The flood of readymade garments in the market has been making daily life of tailors in Sindhuli district critical.

Stitching clothes and playing traditional musical tunes during religious function, marriage and the like is the main source of income of the tailors.

“Earlier, they were like “family tailors” going from house to house stitching clothes but this trend has been slowing fading away with the easy availability of readymade clothes at the local market”, says Bhakta Bahadur Nepali of Jalkanya Village Development Committee.

People have not only stopped using local tailors to stitch their clothes but also have replaced the ancient and cultural “panche baaja” (five traditional Nepali musical instruments) with the modern English brass band, he adds.

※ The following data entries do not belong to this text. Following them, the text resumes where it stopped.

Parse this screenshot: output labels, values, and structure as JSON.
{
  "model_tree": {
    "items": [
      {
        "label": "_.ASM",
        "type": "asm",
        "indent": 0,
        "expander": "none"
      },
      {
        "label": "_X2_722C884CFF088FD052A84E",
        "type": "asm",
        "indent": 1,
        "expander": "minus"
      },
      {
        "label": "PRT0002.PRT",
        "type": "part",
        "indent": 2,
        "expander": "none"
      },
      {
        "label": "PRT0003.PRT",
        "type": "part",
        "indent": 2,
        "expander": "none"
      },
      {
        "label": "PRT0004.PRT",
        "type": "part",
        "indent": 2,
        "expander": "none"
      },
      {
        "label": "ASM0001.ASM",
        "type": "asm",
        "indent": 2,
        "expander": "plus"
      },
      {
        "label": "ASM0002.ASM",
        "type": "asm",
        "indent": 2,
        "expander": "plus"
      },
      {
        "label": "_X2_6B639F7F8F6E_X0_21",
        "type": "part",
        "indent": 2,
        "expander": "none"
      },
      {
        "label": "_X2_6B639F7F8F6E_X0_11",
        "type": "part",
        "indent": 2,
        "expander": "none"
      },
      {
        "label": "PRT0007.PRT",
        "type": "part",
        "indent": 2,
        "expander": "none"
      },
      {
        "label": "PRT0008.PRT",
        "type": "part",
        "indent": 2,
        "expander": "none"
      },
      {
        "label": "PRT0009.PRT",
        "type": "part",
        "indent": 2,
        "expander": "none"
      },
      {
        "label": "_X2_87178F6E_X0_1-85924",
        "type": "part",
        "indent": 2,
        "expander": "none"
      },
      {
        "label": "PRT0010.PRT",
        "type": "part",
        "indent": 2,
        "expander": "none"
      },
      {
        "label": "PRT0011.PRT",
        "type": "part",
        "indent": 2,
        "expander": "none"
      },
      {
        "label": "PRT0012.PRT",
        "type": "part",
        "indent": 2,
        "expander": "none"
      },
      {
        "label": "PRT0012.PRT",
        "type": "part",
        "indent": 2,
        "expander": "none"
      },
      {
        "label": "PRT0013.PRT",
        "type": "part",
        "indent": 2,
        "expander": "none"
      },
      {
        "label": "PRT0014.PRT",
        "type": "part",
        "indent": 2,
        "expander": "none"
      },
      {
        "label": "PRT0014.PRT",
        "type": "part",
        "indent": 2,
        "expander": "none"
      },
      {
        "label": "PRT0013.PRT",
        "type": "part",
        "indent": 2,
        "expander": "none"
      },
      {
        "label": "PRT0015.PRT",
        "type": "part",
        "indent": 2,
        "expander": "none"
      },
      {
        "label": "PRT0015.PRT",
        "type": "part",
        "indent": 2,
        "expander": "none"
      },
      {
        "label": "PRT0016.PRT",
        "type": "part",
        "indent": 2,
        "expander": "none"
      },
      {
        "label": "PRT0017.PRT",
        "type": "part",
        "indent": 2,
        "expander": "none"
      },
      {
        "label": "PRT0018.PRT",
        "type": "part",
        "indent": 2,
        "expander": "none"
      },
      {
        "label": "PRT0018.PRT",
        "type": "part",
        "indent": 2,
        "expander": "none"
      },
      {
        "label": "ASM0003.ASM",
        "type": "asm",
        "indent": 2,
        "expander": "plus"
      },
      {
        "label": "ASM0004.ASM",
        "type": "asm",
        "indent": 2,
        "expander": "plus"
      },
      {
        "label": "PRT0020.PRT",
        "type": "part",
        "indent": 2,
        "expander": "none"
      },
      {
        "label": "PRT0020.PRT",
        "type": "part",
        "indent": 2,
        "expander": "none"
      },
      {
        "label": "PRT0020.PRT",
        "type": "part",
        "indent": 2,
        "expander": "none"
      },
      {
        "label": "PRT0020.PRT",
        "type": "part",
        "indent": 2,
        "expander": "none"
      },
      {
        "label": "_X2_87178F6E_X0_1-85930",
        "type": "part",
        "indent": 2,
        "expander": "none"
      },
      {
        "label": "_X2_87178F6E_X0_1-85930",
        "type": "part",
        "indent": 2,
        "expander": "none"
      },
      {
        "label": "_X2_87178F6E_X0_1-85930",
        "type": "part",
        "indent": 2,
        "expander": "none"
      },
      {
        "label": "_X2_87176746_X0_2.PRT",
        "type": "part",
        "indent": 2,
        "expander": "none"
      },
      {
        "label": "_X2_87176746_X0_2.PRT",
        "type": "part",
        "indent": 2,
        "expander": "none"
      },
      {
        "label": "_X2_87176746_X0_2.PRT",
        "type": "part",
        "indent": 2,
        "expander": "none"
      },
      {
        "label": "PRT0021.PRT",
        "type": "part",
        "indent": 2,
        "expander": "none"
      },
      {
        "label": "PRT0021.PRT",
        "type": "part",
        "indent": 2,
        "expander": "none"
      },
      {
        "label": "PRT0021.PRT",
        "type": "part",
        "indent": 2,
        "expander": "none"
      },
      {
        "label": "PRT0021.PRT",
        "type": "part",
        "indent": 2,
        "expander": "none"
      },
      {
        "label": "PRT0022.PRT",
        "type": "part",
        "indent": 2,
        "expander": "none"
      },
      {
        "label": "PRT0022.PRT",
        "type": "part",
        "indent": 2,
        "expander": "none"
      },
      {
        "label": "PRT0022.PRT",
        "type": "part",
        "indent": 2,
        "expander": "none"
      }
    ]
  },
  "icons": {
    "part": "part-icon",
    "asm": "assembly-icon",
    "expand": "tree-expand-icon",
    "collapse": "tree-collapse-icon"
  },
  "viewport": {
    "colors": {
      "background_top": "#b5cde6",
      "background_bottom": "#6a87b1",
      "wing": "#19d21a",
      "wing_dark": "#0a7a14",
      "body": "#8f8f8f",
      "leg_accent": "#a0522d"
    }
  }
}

This has not only endangered the ancestral profession of the tailors but also put a full stop to their only source of living.

Tailors are being neglected due to existing fashion of using modern musical bands in the name of modernity and easily availability of readymade garments, says Nate Damai, a tailor living at Ward No. 5 of Bhadrakali VDC in the district.

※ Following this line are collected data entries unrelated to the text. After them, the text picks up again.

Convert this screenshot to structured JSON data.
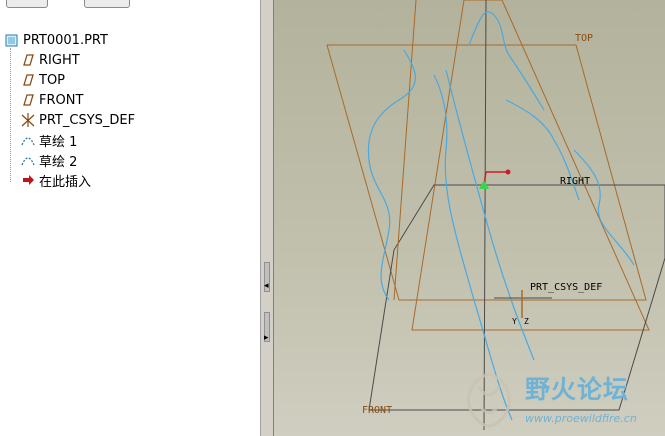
{
  "model_tree": {
    "root": "PRT0001.PRT",
    "items": [
      {
        "label": "RIGHT",
        "icon": "datum-plane-icon"
      },
      {
        "label": "TOP",
        "icon": "datum-plane-icon"
      },
      {
        "label": "FRONT",
        "icon": "datum-plane-icon"
      },
      {
        "label": "PRT_CSYS_DEF",
        "icon": "coordinate-system-icon"
      },
      {
        "label": "草绘 1",
        "icon": "sketch-icon"
      },
      {
        "label": "草绘 2",
        "icon": "sketch-icon"
      },
      {
        "label": "在此插入",
        "icon": "insert-here-arrow-icon"
      }
    ]
  },
  "viewport": {
    "labels": {
      "top": "TOP",
      "right": "RIGHT",
      "front": "FRONT",
      "csys": "PRT_CSYS_DEF",
      "axis_y": "Y",
      "axis_z": "Z"
    },
    "colors": {
      "plane": "#a86a2a",
      "front_plane": "#4a4a4a",
      "curve": "#4aa8e0"
    }
  },
  "watermark": {
    "title": "野火论坛",
    "url": "www.proewildfire.cn"
  }
}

People used to call us to their houses and ask us to stitch clothes for them for continuous five to six days. They used to give us cereal including rice, wheat and the like every year in return of the musical band we played during religious ceremonies. But now they hesitate even to give a wrist-full of rice, laments Nate.

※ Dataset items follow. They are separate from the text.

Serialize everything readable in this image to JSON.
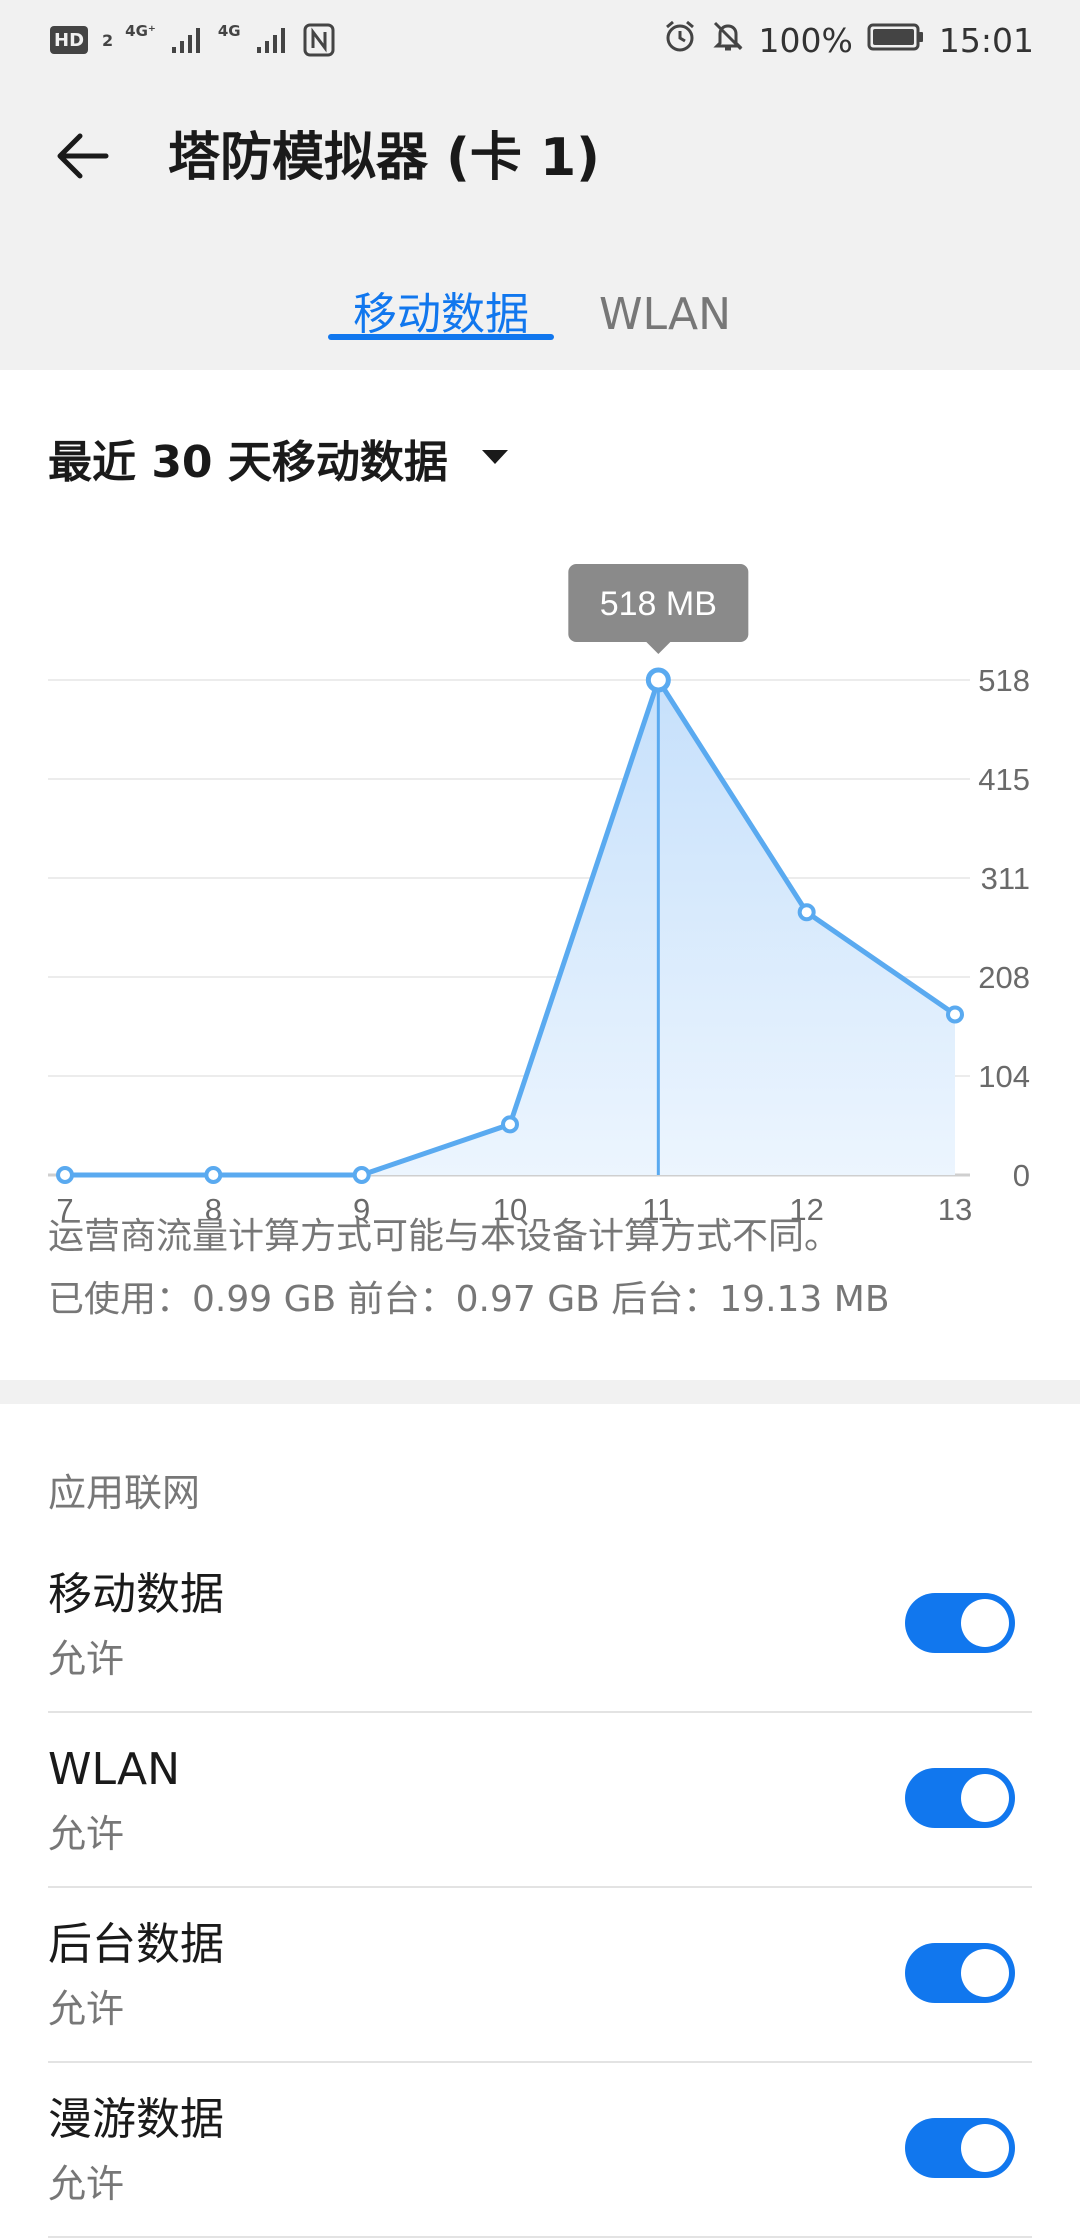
{
  "status_bar": {
    "network_badge": "HD",
    "network_badge_sub": "2",
    "network_type_1": "4G⁺",
    "network_type_2": "4G",
    "battery": "100%",
    "time": "15:01",
    "icons": [
      "hd-icon",
      "signal-icon",
      "signal-icon",
      "nfc-icon",
      "alarm-icon",
      "mute-bell-icon",
      "battery-icon"
    ]
  },
  "header": {
    "title": "塔防模拟器 (卡 1)",
    "back_icon": "arrow-left-icon"
  },
  "tabs": [
    {
      "label": "移动数据",
      "selected": true
    },
    {
      "label": "WLAN",
      "selected": false
    }
  ],
  "period": {
    "label": "最近 30 天移动数据",
    "icon": "triangle-down-icon"
  },
  "chart_data": {
    "type": "area",
    "title": "",
    "xlabel": "",
    "ylabel": "",
    "categories": [
      "7",
      "8",
      "9",
      "10",
      "11",
      "12",
      "13"
    ],
    "values": [
      0,
      0,
      0,
      53,
      518,
      275,
      168
    ],
    "yticks": [
      "518",
      "415",
      "311",
      "208",
      "104",
      "0"
    ],
    "ylim": [
      0,
      518
    ],
    "highlight": {
      "category": "11",
      "label": "518 MB"
    },
    "grid": true,
    "colors": {
      "line": "#5aaaf0",
      "fill_top": "#c6e0fb",
      "fill_bottom": "#ecf5fe",
      "tooltip": "#8a8a8a"
    }
  },
  "note": "运营商流量计算方式可能与本设备计算方式不同。",
  "usage": "已使用：0.99 GB 前台：0.97 GB 后台：19.13 MB",
  "network_section": {
    "title": "应用联网",
    "rows": [
      {
        "title": "移动数据",
        "subtitle": "允许",
        "enabled": true
      },
      {
        "title": "WLAN",
        "subtitle": "允许",
        "enabled": true
      },
      {
        "title": "后台数据",
        "subtitle": "允许",
        "enabled": true
      },
      {
        "title": "漫游数据",
        "subtitle": "允许",
        "enabled": true
      }
    ]
  },
  "colors": {
    "accent": "#1177ee",
    "background": "#f1f1f1"
  }
}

Nate Damai also said that playing Nepali traditional music and stitching clothes are his only means of income, and presently he is finding difficulty in looking after his family.

However, a section of the population in the district are concerned over the vanishing of traditional Nepali costume like Daura Suruwal, Cholo, Bhoto, Topi due to modern fashion, and replacement of Panche Baja by English musical bands thereby leading an invasion of Nepali culture.

It is estimated that the population of tailors in Sindhuli district is around 5000.